Member of the Pennsylvania Senate from the 11th district
- In office January 7, 1969 – November 30, 1972
- Preceded by: Gus Yatron
- Succeeded by: Michael O'Pake
- Constituency: Berks County

Member of the Pennsylvania House of Representatives from the 126th district district
- In office January 2, 1967 – November 30, 1968

Personal details
- Born: December 21, 1920 Robesonia, Pennsylvania, U.S.
- Died: August 23, 2021 (aged 100) Tucson, Arizona, U.S.
- Party: Democratic
- Spouse(s): Lillian S. Gerhart (deceased); Joan Marie Gerhart
- Children: 3
- Alma mater: Albright College
- Occupation: Retired

= Robert Gerhart =

American politician (1920–2021)

Robert R. Gerhart, Jr. (December 21, 1920 – August 23, 2021) was an American politician who served as a Democratic member of the Pennsylvania State Senate for the 11th district from 1969 to 1972. He also served as a member of the Pennsylvania House of Representatives for the 126th district from 1967 to 1968.
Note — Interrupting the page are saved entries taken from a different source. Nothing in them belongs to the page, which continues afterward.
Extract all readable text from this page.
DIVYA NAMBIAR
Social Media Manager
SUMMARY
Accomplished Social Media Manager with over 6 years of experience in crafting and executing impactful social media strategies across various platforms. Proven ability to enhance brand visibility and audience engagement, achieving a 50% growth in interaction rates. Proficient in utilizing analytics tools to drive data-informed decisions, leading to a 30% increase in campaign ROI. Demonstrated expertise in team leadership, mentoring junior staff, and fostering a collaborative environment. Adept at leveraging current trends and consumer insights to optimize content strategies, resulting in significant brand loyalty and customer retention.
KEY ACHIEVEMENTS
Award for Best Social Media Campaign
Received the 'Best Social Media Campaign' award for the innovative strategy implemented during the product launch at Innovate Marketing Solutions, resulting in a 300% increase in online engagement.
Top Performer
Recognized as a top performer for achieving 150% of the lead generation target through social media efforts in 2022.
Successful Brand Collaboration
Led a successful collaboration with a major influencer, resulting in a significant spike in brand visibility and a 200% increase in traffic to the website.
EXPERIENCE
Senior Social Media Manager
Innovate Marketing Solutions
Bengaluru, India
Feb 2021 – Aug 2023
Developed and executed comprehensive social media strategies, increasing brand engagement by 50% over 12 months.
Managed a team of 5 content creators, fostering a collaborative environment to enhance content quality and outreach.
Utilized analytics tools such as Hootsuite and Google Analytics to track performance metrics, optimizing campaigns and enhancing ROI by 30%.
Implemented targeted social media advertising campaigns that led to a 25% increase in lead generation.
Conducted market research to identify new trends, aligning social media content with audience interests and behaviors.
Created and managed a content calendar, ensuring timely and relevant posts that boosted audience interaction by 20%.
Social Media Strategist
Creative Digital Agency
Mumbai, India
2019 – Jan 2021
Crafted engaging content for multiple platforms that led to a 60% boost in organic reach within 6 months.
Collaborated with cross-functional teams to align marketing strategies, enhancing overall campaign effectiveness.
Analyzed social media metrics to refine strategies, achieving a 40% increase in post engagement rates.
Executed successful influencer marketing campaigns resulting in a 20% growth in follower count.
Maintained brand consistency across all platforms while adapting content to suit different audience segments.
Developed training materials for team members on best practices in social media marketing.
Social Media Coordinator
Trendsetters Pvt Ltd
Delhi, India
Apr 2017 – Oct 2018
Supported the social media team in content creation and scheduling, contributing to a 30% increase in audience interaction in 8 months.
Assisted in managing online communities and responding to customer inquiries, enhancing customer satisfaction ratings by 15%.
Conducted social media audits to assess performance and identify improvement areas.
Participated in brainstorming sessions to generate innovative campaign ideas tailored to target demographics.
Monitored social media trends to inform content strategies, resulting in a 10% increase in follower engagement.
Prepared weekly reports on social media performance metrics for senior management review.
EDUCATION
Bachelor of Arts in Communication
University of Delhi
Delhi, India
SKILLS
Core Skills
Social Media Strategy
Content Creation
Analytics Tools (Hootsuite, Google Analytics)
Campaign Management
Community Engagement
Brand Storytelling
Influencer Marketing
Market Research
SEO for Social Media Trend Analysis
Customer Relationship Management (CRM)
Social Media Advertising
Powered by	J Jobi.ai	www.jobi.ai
==Early life and education==
He was born in Robesonia, Pennsylvania to Robert R. and Mae R. Moyer Gerhart. He attended Robesonia High School and graduated from Albright College in 1941. He served in the U.S. Army during World War II from 1945 to 1946.

==Business career==
He worked as a news reporter for The Reading Times from 1938 to 1948. He was the owner of the Diamond Beach Resort in Wildwood, New Jersey from 1966 to 1986. He was the owner of a public relations company named Roberts & Company. He published the New Era Union journal in Reading, Pennsylvania and was one of the early pioneers in the Pennsylvania cable TV business as the founder of Suburban TV Cable Company.

==Political career==
Gerhart worked as a campaign manager for U.S. Congressman George M. Rhodes. He was a member of the Robesonia Borough Council from 1946 to 1956. He served as a member of the Pennsylvania House of Representatives for the 126th district from 1967 to 1968 and the Pennsylvania Senate for the 11th district from 1969 to 1972.

==Personal life==
Gerhart and his wife Lillian Gerhart donated $1.5 million to Albright College in Reading, Pennsylvania to establish the Bob and Lillian Gerhart Chair in Communications.

He died in Tucson, Arizona, in August 2021 at the age of 100.